For all of that, Medicare doctors and patients are likely to end up with a bad bargain. On page 2 of their report, the Trustees say, “While the physician payment updates and new incentives put in place by MACRA avoid the significant short range physician payment issues that would have resulted from the SGR system approach, they nevertheless raise important long-range concerns…The Trustees anticipate that physician payment rates under current law will be lower than they would have been under the SGR formula by 2048 and will continue to worsen thereafter. Absent a change in the delivery system or a level of update by subsequent legislation, the trustees expect access to Medicare—participating physicians to become a significant issue in the long-term under current law.” [Emphasis added.]
So, Republicans and Democrats in Washington are promising more, delivering less, piling up deficits and debt, reducing Medicare payments and threatening seniors with reduced access to care. That, in a nutshell, is the Medicare status quo.

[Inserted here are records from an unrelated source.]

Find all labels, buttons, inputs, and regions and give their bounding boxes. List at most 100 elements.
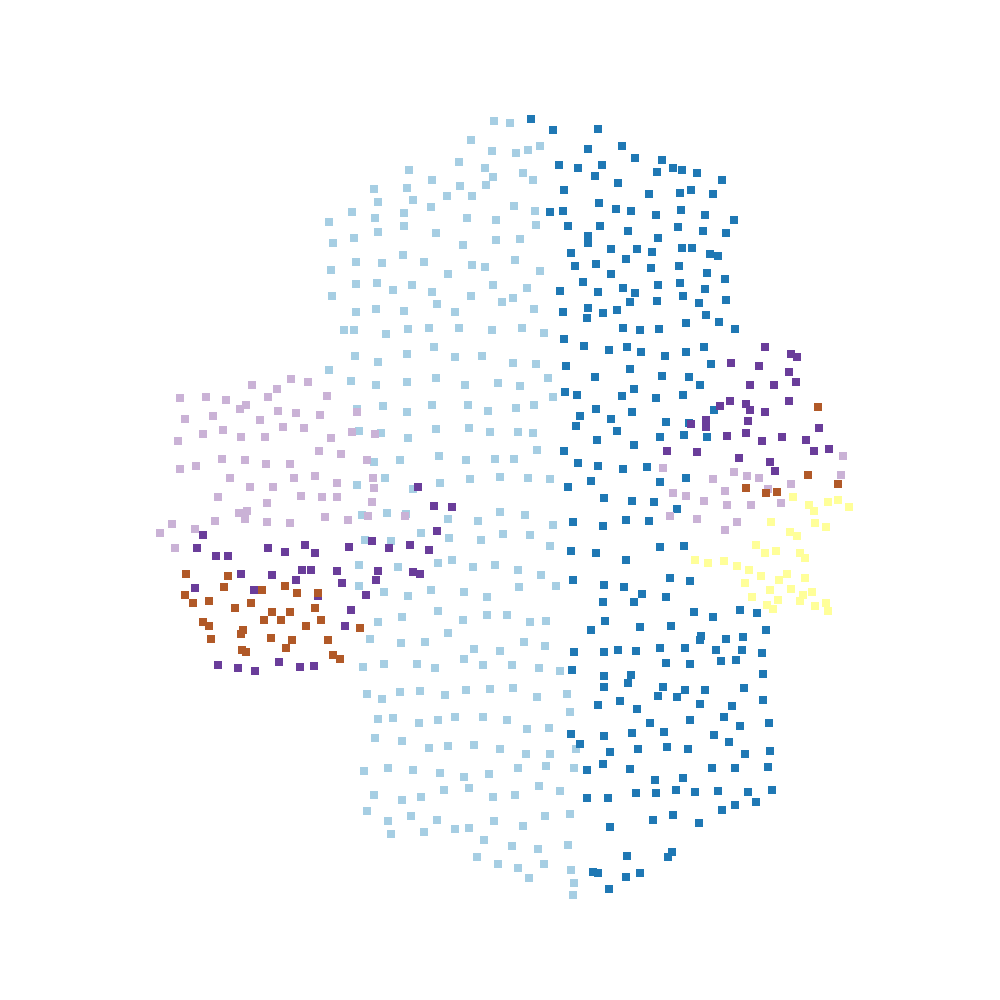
scatter-point	[690, 608, 698, 616]
scatter-point	[430, 502, 438, 510]
scatter-point	[672, 786, 680, 794]
scatter-point	[527, 115, 535, 123]
scatter-point	[524, 146, 532, 154]
scatter-point	[461, 381, 469, 389]
scatter-point	[404, 592, 412, 600]
scatter-point	[443, 192, 451, 200]
scatter-point	[355, 561, 363, 569]
scatter-point	[398, 613, 406, 621]
scatter-point	[459, 616, 467, 624]
scatter-point	[563, 690, 571, 698]
scatter-point	[156, 529, 164, 537]
scatter-point	[327, 266, 335, 274]
scatter-point	[614, 179, 622, 187]
scatter-point	[686, 660, 694, 668]
scatter-point	[242, 648, 250, 656]
scatter-point	[592, 260, 600, 268]
scatter-point	[387, 537, 395, 545]
scatter-point	[389, 714, 397, 722]
scatter-point	[428, 401, 436, 409]
scatter-point	[370, 484, 378, 492]
scatter-point	[281, 582, 289, 590]
scatter-point	[506, 119, 514, 127]
scatter-point	[479, 713, 487, 721]
scatter-point	[814, 403, 822, 411]
scatter-point	[745, 566, 753, 574]
scatter-point	[680, 431, 688, 439]
scatter-point	[606, 823, 614, 831]
scatter-point	[691, 556, 699, 564]
scatter-point	[328, 292, 336, 300]
scatter-point	[465, 784, 473, 792]
scatter-point	[686, 716, 694, 724]
scatter-point	[721, 487, 729, 495]
scatter-point	[199, 618, 207, 626]
scatter-point	[171, 544, 179, 552]
scatter-point	[572, 745, 580, 753]
scatter-point	[514, 566, 522, 574]
scatter-point	[370, 185, 378, 193]
scatter-point	[594, 869, 602, 877]
scatter-point	[620, 583, 628, 591]
scatter-point	[542, 762, 550, 770]
scatter-point	[430, 343, 438, 351]
scatter-point	[787, 350, 795, 358]
scatter-point	[296, 663, 304, 671]
scatter-point	[174, 437, 182, 445]
scatter-point	[605, 346, 613, 354]
scatter-point	[622, 556, 630, 564]
scatter-point	[755, 474, 763, 482]
scatter-point	[681, 644, 689, 652]
scatter-point	[464, 401, 472, 409]
scatter-point	[181, 415, 189, 423]
scatter-point	[730, 468, 738, 476]
scatter-point	[311, 472, 319, 480]
scatter-point	[529, 429, 537, 437]
scatter-point	[567, 730, 575, 738]
scatter-point	[413, 660, 421, 668]
scatter-point	[693, 448, 701, 456]
scatter-point	[738, 646, 746, 654]
scatter-point	[214, 493, 222, 501]
scatter-point	[541, 642, 549, 650]
scatter-point	[716, 402, 724, 410]
scatter-point	[787, 480, 795, 488]
scatter-point	[652, 211, 660, 219]
scatter-point	[483, 611, 491, 619]
scatter-point	[680, 542, 688, 550]
scatter-point	[403, 350, 411, 358]
scatter-point	[686, 577, 694, 585]
scatter-point	[583, 314, 591, 322]
scatter-point	[789, 493, 797, 501]
scatter-point	[659, 464, 667, 472]
scatter-point	[600, 683, 608, 691]
scatter-point	[374, 715, 382, 723]
scatter-point	[408, 281, 416, 289]
scatter-point	[592, 405, 600, 413]
scatter-point	[409, 196, 417, 204]
scatter-point	[676, 279, 684, 287]
scatter-point	[623, 852, 631, 860]
scatter-point	[584, 239, 592, 247]
scatter-point	[523, 725, 531, 733]
scatter-point	[274, 407, 282, 415]
scatter-point	[770, 381, 778, 389]
scatter-point	[488, 326, 496, 334]
scatter-point	[651, 776, 659, 784]
scatter-point	[529, 176, 537, 184]
scatter-point	[687, 420, 695, 428]
scatter-point	[700, 343, 708, 351]
scatter-point	[600, 494, 608, 502]
scatter-point	[822, 523, 830, 531]
scatter-point	[491, 561, 499, 569]
scatter-point	[451, 308, 459, 316]
scatter-point	[759, 670, 767, 678]
scatter-point	[676, 189, 684, 197]
scatter-point	[316, 411, 324, 419]
scatter-point	[483, 593, 491, 601]
scatter-point	[741, 750, 749, 758]
scatter-point	[549, 521, 557, 529]
scatter-point	[383, 509, 391, 517]
scatter-point	[736, 606, 744, 614]
scatter-point	[649, 816, 657, 824]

There is a better way. Congress could borrow the best features of Medicare Part D, the drug program and the Medicare Advantage program, and create a defined-contribution (“premium support”) system for the entire Medicare program. With enrollees armed with a generous government contribution, health plans and providers would be forced to compete on a level playing field in the delivery of care.
This approach has a terrific record. The CBO reported that Part D drug costs came in at 50 percent below original projections, and its premiums have been remarkably stable. Medicare Advantage plans have shown that they can deliver Medicare’s traditional benefits cheaper than traditional Medicare itself, and the trustees now say that they are on track to enroll 35 percent of all Medicare patients by 2022. In 2013, the CBO reported that Medicare premium support, and the intense competition among health plans and providers inherent in this approach, would save serious money for both seniors and taxpayers alike.
Real Medicare reform, based on the free-market principles of choice and competition, would realign economic incentives of plans and providers, drive innovation and productivity, improve health outcomes and enhance patient satisfaction.
Congress can, of course, elect to do nothing. Seniors can then taste, first hand, reduced access to quality health care, and taxpayers can experience crushing taxation and massive debt. There will be plenty of blame to go around. Politicians are good at that.
- Robert E. Moffit is a Senior Fellow in The Heritage Foundation’s Center for Health Policy Studies.